Perhaps the most critical aspect of the online courses was the sense of being part of a learning community. The students emphatically stated, with few exceptions, that the online discussions were the most enjoyable and valuable part of the course. In addition to being classmates, the students felt that they established connections within their professional community. Often isolated in their work environment, they perceived great benefits to maintaining those connections (Donohue et al, 2004, p. 77).

The Internet is then not just a medium (or matrix of media) to enhance community, networking and collaboration in different ways; it is a scope through which the nature of social relationships, and aspirations and underpinning assumptions regarding relationships, can be interrogated. Burbules and Callister Jr. (2000) warn that “… the introduction of new technologies into complex social practices and institutions is not a matter of specific choices, but a constellation of changes, some active, some passive, some intentional, some only evident in hindsight.” Within this context it is important to ask: how do educators perceive learning networks, how do such perceptions impact on the learner and the learning, and what relationships are developed through new technological possibilities that build upon and/or transform existing assumptions regarding learning communities?

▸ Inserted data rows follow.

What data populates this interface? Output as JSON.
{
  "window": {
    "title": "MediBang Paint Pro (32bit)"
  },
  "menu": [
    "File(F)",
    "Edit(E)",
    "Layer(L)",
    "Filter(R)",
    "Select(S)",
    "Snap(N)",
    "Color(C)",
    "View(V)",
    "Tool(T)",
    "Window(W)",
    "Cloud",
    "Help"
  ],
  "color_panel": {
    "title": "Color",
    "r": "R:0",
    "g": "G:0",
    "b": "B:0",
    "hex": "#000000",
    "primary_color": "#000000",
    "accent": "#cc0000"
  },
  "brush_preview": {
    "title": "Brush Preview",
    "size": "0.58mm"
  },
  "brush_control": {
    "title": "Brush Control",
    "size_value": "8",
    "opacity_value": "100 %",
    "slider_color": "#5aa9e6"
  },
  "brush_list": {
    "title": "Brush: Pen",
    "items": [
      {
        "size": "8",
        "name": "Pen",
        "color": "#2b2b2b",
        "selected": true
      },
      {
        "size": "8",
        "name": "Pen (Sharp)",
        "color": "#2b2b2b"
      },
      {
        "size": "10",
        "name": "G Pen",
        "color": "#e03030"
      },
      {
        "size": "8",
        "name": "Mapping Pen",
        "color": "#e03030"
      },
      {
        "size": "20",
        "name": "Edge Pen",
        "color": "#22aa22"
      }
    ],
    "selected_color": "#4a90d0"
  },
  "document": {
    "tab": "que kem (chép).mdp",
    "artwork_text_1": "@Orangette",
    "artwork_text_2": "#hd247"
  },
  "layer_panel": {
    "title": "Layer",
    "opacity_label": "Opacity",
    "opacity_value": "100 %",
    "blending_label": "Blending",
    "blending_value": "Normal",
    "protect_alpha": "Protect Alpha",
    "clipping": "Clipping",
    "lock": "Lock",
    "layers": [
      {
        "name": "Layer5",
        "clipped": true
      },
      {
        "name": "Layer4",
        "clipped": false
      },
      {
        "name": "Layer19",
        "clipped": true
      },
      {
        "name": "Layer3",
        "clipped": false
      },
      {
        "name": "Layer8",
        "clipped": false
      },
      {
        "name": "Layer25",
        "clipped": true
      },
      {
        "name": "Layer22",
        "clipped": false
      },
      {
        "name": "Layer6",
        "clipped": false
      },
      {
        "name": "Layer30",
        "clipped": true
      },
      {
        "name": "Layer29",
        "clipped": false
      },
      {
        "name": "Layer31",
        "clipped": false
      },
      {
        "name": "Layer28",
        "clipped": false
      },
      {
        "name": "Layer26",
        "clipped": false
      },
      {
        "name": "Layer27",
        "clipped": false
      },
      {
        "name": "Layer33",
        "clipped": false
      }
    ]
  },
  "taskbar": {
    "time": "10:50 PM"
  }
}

Without such interrogation we, perhaps, engage in networks and collaborations without much attention to what such engagement means. We may also collaborate in ways that we are not required to notice, ignorant of power/knowledge relationships (Foucault, 1994) that contribute to our collaborative learning.

This issue of He Kupu explores the complexity of learning online from a range of perspectives.

Satomi Izumi-Taylor, Dorothy Sluss, and Sandra Brown Turner narrate a learning experience through which early childhood postgraduate students collaborate with academics from around the United States. Students were supported in developing a critical and personal appreciation of the meaning of constructivism, an appreciation that can then be applied to teaching practices in early childhood centres. Brown Turner notes:

This is what I came to appreciate the most about this videoconferencing course: that I got to be a human being within the context of other human beings as we shared our ideas fluidly across the miles that separated us physically but not intellectually or emotionally or perhaps, spiritually.

Julie Whittaker engages with contemporary guidelines regarding quality in online learning drawing upon international frameworks and in particular investigating implications of the Aotearoa/New Zealand Tertiary E-Learning Reference Group’s e-learning guidelines. Whittaker draws out a common thread of quality collaboration and networking which regarded as essential to the development, the delivery, and the underpinning philosophy of effective online programmes.

Begoña Gros Salvat and Juan Silva Quiroz explore what it means to be an effective moderator and educator online through analysis of desired characteristics and practices. They reinforce the role of a facilitator as ensuring that online learning contributes to constructive learning opportunities, and emphasise the importance of an educator’s confidence in managing online learning groups.

This issue’s teacher and student voices turn to the question of culture in online and distance learning. Melanie Wong identifies the role of the educator in understanding and supporting the needs of Chinese students working in both face-to-face, and distance and online environments. Wong suggests that comfort with the technology is often not an issue for Chinese students, who are generally accustomed to hi-tech learning. Ayumi Kuno reflects upon the benefits of the Internet as a Japanese student of an early childhood teacher education programme in Aotearoa/New Zealand. She reflects upon the relative benefits of communicating online, and observes that Japanese websites are often more up to date than those in Aotearoa/New Zealand.

Finally, an interview with Nicoletta Rata explores the development of online learning and online networks within the context of engaging and empowering Pacific cultures. Nicoletta draws upon her experiences to consider how educators ensure that e-learning is able to cater for culturally diverse communities, and communities of cultural diversity.